The embryos of elephant fish and dogfish, a kind of shark, were stained at different ages for the sonic hedgehog (Shh) gene, a factor first isolated in the late 1970's in fruit flies for its ability to control body development. At early stages of development, researchers detected Shh expression at the hyoid arch and four of the gill arches in both species.
But within a few weeks, Shh is only expressed in the hyoid arch of the elephant fish embryo, while the dogfish embryo continues to express the gene along all five arches. Therefore, the different patterns of Shh expression match the eventual anatomical differences in the growth of branchial rays.
"It's a real feat because we had a limited number of eggs, and with that limited number, each specimen had to be a home run," Shubin said. "You had to get the techniques to work. Andrew was kind of swinging for the fences; not only was he hoping to collect rare embryos, but also to get them to work in the lab, and that was really impressive."
The data demonstrate how a small change in the timing of gene expression can produce dramatically different anatomical outcomes in closely related species. The specific dynamics in elephant fish - who initially carry the potential for five sets of branchial rays, before reducing the number to one - is parallel to genetic programs in other, vastly different species, such as lizards who have reduced numbers of fingers on their limbs.
"It's basically showing that the limb story is part of a much more general narrative, which is the story of outgrowths," said Shubin, who led the team that discovered the important transitional fossil Tiktaalik fossil in 2008. "There's a common development toolkit for all the outgrowths that we know in the body; they're all versions of one another in a developmental sense."

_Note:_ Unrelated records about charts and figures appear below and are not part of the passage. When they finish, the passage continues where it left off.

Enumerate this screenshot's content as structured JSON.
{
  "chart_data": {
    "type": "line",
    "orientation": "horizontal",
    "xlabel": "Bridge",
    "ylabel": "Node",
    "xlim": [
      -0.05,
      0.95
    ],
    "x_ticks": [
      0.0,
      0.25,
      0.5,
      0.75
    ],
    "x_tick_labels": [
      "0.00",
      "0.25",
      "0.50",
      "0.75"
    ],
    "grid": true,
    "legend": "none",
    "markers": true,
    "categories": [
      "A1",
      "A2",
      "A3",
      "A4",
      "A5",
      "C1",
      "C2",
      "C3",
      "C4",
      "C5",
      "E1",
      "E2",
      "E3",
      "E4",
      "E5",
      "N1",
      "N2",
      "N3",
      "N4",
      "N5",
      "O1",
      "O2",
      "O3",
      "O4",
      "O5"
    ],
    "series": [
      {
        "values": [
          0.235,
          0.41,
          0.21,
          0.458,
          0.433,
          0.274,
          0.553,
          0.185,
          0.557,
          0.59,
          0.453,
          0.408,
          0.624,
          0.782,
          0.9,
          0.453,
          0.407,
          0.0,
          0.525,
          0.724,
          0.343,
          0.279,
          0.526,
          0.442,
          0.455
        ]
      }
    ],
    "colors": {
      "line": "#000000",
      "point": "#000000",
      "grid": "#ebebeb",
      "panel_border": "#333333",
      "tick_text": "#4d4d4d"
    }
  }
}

The study, "Holocephalan embryos provide evidence for gill arch appendage reduction and opercular evolution in cartilaginous fishes," is published online today in PNAS Early Edition and is freely available.
In addition to Gillis and Shubin, authors include Clare V. Baker of the University of Cambridge, Kate A. Rawlinson of University College London, Justin Bell of Marine and Freshwater Fisheries Resource Institute in Australia, Warrick S. Lyon of the National Institute of Water and Atmospheric Research in New Zealand.
The research was funded by the National Geographic Society/Waitt Foundation, the University of Chicago Hinds Fund, the Australian Geographic Society, the American Museum of Natural History Lerner-Gray Fund for Marine Research, the Smithsonian Link Foundation, Newton International, and the Smithsonian Marine Science Network.